07-06-2012 06:14 AM
@Prabhakant Patil wrote:
Attached vi will give you more Idea to resolve your problem.
you can try this way also.
This is very similar to the vi posted by the O.P. He has to explain more then only we can approach in the right direction.
07-12-2012 12:42 AM
Hi Prabhakant Patil,
I am unable to open the VI, since I am using the older version compared to yours. Please can you save it in version 8.6 and upload again.
Regards,
Pramod M G
07-12-2012 12:58 AM
A good practice is to design your program such that your UI is separate from your processing. Using messgaing schemes such as queues, notifiers of user events to inform the UI to perform updates. Also, as suggested you can create subVIs and use the connector pane to pass data in and out of the subVI. You should really try to use subVIs within your program.

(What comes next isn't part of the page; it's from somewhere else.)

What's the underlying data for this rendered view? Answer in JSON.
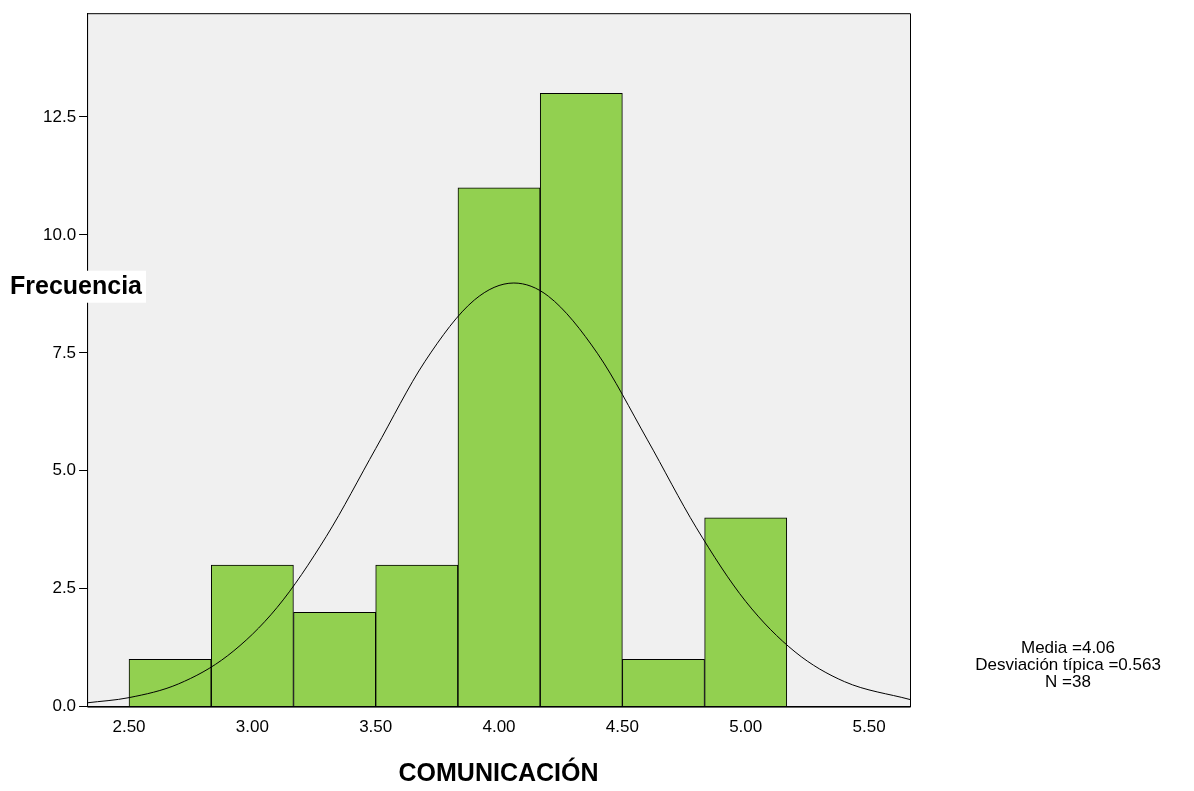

If you don't you end up with the huge monolithic VIs that are difficult to understand, maintain or extend. Modular code is much easier to maintain and extend when you need to.
07-23-2012 04:28 AM
hi follow the step wat i did in this vi to use control as a indicator
07-24-2012 05:17 AM
The VIs below have the following attributes:
1. The control is outside the sub vi.
2. A reference of the control has been passed inside the subvi.
3. Property node has been used to access and write into the control, inside the sub vi.
Before you run the code, set the numeric control and then run the vi. The same control gets updated as a vi.
You could have also done this using local variables but there is a disadvantage:-
Each local variable is stored in a separate memory location, thus if the number of instances are large, a lot of memory will be wasted.